The one who is shaking his head at my excuses is the only One who matters. God is saying to me, "but that is our time." And the conclusion I've come to, with some help from a Hello Mornings blog post (that I can't locate at the moment), is that I have a faith issue, a trust issue, a heart issue. In the deepest part of my heart, I do not think the Lord will see me through the day where I've not gotten enough sleep the night before. I do not think he will give me everything I need. I do not believe that he will be there for me throughout the day. It's a heart issue. Those words sting to write.
My mind tells me all that I need to know. That the Lord will never leave or forsake me, that he always meets all of my needs. Why can't I transfer this? Why can't I take this and apply it to the seemingly small things? What is it that is blocking my heart from fully engaging? (Maybe I should be laying on someone's couch for this part!?!) What I know, is that I have issues (don't we all) but that mine is a heart issue, a trust issue, a belief issue. The belief that the Lord is not going to come for me, not going to meet all of my needs - large or small.
As I have thought about this for weeks, I have realized that so much is tied to this heart issue. It affects more than just waking up in the morning. It keeps me seeing the reflection in the mirror rather than the reflection of God. It keeps me impatient with my kids. It keeps me from relationships with others. There's a lot of work to be done, but the One who died for me will be there to help me through.
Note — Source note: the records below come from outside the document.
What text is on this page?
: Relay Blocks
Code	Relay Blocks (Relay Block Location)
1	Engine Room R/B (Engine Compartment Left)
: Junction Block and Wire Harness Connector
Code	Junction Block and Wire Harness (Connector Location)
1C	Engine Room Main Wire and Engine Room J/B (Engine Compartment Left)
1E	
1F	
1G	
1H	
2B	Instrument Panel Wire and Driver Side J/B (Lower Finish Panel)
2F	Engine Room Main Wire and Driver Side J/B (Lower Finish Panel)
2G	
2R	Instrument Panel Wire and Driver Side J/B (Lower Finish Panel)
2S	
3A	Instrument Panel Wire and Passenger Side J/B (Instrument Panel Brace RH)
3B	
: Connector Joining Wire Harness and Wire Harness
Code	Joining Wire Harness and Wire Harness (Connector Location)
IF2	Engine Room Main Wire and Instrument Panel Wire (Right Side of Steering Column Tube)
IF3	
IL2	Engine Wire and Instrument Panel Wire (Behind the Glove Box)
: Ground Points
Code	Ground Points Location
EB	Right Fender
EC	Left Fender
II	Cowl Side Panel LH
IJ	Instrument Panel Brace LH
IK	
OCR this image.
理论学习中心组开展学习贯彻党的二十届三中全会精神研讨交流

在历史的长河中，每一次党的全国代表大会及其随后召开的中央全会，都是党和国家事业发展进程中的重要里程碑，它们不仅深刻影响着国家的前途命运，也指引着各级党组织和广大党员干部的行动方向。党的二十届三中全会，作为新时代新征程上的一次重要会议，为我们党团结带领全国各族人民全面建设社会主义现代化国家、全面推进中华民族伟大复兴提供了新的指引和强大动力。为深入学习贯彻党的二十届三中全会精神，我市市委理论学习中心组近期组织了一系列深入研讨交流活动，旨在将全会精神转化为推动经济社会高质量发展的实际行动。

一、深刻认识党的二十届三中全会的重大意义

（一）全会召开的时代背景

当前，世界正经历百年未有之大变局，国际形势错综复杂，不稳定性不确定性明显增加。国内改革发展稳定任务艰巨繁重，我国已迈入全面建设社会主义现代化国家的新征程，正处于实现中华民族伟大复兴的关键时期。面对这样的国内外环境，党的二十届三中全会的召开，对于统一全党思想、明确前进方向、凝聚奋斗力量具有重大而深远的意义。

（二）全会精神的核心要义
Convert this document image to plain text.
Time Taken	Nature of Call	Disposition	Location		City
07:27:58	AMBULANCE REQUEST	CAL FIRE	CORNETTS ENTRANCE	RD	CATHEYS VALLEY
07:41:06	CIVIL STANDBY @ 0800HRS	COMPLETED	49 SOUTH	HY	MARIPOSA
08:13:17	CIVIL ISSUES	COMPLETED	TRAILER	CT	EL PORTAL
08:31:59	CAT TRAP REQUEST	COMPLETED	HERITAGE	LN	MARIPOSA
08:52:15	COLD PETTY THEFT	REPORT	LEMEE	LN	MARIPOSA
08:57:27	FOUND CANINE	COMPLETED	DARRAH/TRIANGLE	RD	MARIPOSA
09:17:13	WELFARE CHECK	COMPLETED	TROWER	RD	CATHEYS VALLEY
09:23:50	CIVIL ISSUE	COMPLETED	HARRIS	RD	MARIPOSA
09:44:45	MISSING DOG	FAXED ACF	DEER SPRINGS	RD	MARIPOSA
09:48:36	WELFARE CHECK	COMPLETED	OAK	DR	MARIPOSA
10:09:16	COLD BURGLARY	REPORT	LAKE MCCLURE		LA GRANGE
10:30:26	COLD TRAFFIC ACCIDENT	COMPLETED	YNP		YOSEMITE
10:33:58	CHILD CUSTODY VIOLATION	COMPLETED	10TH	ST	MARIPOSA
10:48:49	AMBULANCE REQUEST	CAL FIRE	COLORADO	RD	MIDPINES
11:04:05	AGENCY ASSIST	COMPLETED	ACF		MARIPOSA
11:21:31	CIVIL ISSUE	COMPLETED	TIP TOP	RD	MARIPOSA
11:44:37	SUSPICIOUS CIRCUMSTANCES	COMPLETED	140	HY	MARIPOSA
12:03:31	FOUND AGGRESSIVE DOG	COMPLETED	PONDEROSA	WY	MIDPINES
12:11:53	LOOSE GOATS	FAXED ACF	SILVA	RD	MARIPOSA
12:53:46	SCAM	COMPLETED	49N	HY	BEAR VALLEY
Like I said, it sting to write these words, to admit that my heart isn't where it should be. The sting that hits your eyes when you've been crying all night. The sting that comes when you discover you're been betrayed. But there is a calm, a peace, as well. Unlike so many, I know that this is my issue. I know that my heart needs some work. I can't tell you that I know what to do to fix it. I know I can't fix it on my own (I've tried). It will have to start with trusting the Lord to meet every need of mine, during the day. It will be an everyday battle with my alarm clock. It will not be easy as true change never is, but it will be worth it. I'd appreciate your prayers, even just that I'd get up when the alarm goes off! Thanks, friends!!